Re: Changes to the filesystem while find is running - comments?
On Mon, Nov 22, 2004 at 10:05:04AM -0800, Martin Buchholz wrote:
> Here's an idea to make this more robust in the face of
> symlinks and automounters.
>
> Before a chdir to "foo", take stock:
> - record stat("."); DOTFD = open("."); (get a fd to ".")
> - record stat("foo"); (make sure foo is a regular directory)
> Then
> - chdir "foo"
> - stat("."); compare dev, inode with recorded stat("foo")
> - if different, we suspect either symlinks or automounter.
With the exception of having DOTFD, this is what GNU find currently
does, and has done for some time.
> In this case, go back to original directory.
> - if we have fchdir, then
> fchdir(DOTFD); and try again.
Do you mean, just reissue chdir("foo"), or begin again with the stat()
call? If the latter, haven't we failed to spot an attempt to
decieve find?
I'd like to complete this line of enquiry, because it's an answer to
this that I'm really seeking.
> - If we don't have fchdir, getting back to the parent might be
> tougher. In the case of the automounter, we can do chdir(".."),
> then stat(".") and check that we're back in original directory.
> If that doesn't work, we chdir("/absolute/real/path/to/parent"),
> again stat(".") and compare dev/inode with saved stat of parent
> directory.
In the worst possible case we can fchdir() back to the directory from
which find was invoked, which we need to keep in order to support
-exec.
> If we have fchdir, I see find as maintaining a stack of
> file descriptors to directories that have been chdir'ed into.

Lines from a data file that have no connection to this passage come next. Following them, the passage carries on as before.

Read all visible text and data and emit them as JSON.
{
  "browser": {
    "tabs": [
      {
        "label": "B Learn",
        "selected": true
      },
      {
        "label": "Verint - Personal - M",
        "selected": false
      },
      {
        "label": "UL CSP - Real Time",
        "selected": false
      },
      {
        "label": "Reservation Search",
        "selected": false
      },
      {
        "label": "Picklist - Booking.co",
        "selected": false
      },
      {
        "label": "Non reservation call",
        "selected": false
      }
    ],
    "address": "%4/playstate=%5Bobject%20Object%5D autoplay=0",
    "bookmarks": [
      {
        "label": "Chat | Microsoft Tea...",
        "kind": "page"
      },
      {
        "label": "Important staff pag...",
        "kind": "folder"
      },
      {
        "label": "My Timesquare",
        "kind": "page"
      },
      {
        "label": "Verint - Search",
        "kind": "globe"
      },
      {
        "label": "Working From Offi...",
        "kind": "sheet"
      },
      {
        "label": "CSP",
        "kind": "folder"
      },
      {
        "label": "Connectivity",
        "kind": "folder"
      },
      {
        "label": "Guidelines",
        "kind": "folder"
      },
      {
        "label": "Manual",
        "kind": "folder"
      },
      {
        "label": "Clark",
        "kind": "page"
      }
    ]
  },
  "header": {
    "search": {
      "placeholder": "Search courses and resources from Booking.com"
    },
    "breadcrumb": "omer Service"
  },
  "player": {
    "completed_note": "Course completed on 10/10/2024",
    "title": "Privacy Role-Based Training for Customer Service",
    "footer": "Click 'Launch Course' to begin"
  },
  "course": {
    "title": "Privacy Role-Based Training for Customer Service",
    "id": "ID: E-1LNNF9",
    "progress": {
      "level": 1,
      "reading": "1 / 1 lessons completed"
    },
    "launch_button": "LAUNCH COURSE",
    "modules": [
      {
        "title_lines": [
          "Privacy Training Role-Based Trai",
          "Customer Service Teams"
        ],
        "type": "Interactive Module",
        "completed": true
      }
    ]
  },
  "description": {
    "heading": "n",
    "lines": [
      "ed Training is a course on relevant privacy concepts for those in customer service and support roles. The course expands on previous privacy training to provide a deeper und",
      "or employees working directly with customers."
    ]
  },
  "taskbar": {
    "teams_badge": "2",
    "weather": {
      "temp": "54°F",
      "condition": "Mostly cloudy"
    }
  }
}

I can see that that would be useful but it would fail to comply with
the POSIX standard, which specifies:
The find utility shall be able to descend to arbitrary
depths in a file hierarchy and shall not fail due to path
length limitations (unless a path operand specified by the
application exceeds {PATH_MAX} requirements)
> Another idea:
>
> If we *always* use fchdir in place of chdir, we should
> never risk chdir'ing into a symlink, since we always
> check that the fd we get from open is a dir and not
> a symlink.
Of course, open(2) will follow a symlink, if the directory we
originally stat()ed is replaced by a symlink just before we issue the
open() call. We of course can guard against that by issuing an
lstat() on the fd once we have opened it.
However, we should then compare the results of that fstat() against
the result we expected when we did stat("foo"). We therefore STILL
have to decide what to do if the st_dev value has changed. In other
words, fchdir() might be useful but doesn't help us resolve our
problem, I think.
> The functional programming people might suggest,
> instead of a stack of open fd, forking and chdiring
> whenever a subdir is explored.
That would also fail to comply with POSIX, I think.
Thanks for your thoughts,
James.